David and Jackie have been surprised by the criticism of their lifestyle. “So much negativity. You would think they would be happy for someone living the American dream,” Jackie says. “Why is everyone so concerned about how we spend our money? We give a lot to charity. We keep the economy going.” The Westgate Resorts Foundation has given $6.2 million to various charities since 2001 and has raised an additional $8.6 million, according to the company. Siegel says he has also donated thousands of free nights at his resorts. As for the notion that the divide between the wealthy and everyone else is grotesquely wide, David says: “There’s always been rich and poor, the 1 percent and the 99 percent.” And then he adds, “It’s like a prison. If you only have prisoners and no guards, you’d have chaos.”
Versailles still beguiles the couple. They have until early April to pay off an $8.7 million mortgage or face foreclosure.

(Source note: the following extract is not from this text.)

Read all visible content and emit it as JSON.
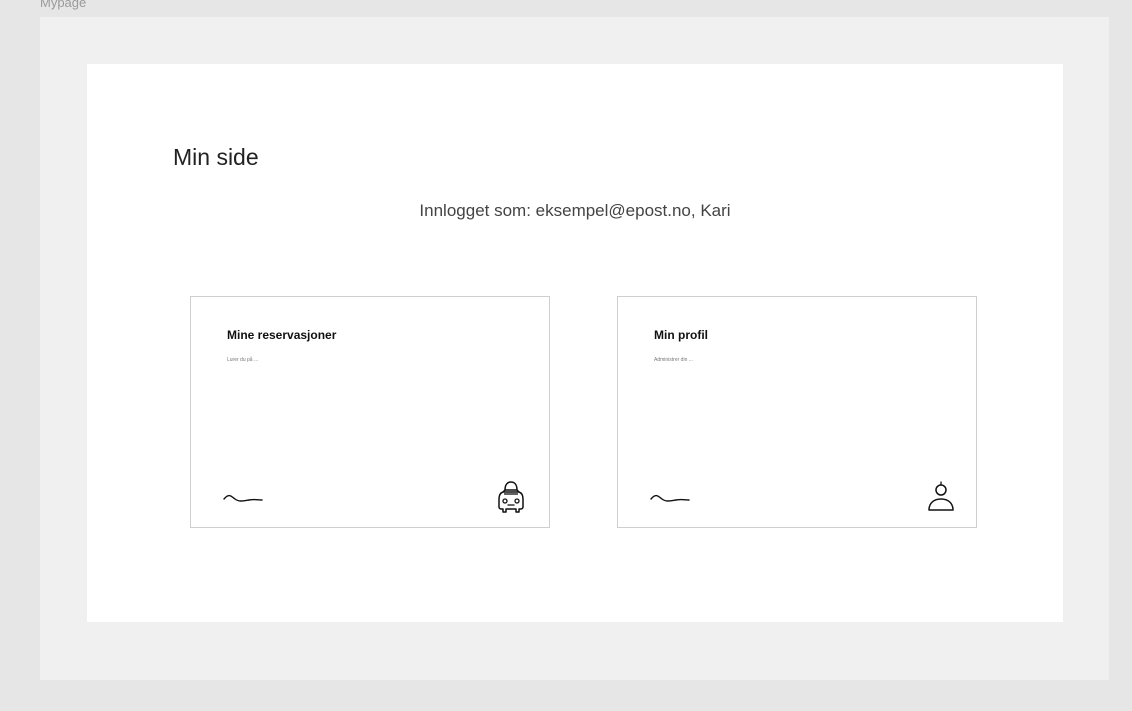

David, despite his vow to live debt-free, says he is approved for a $25 million loan, enough to pay Bank of America (BAC) and finish the construction. He hopes the marble will start to go up next month. He thinks Versailles could be complete within two years. “But what if it takes five?” asks Jackie. “A bunch of the kids will be in college then. I thought this was a house to raise our family in. I won’t be heartbroken if we don’t move in.”
“We’ll either move into it or sell it,” he says. “Either or. Whatever happens first. We really don’t need the house. But I want to finish it.”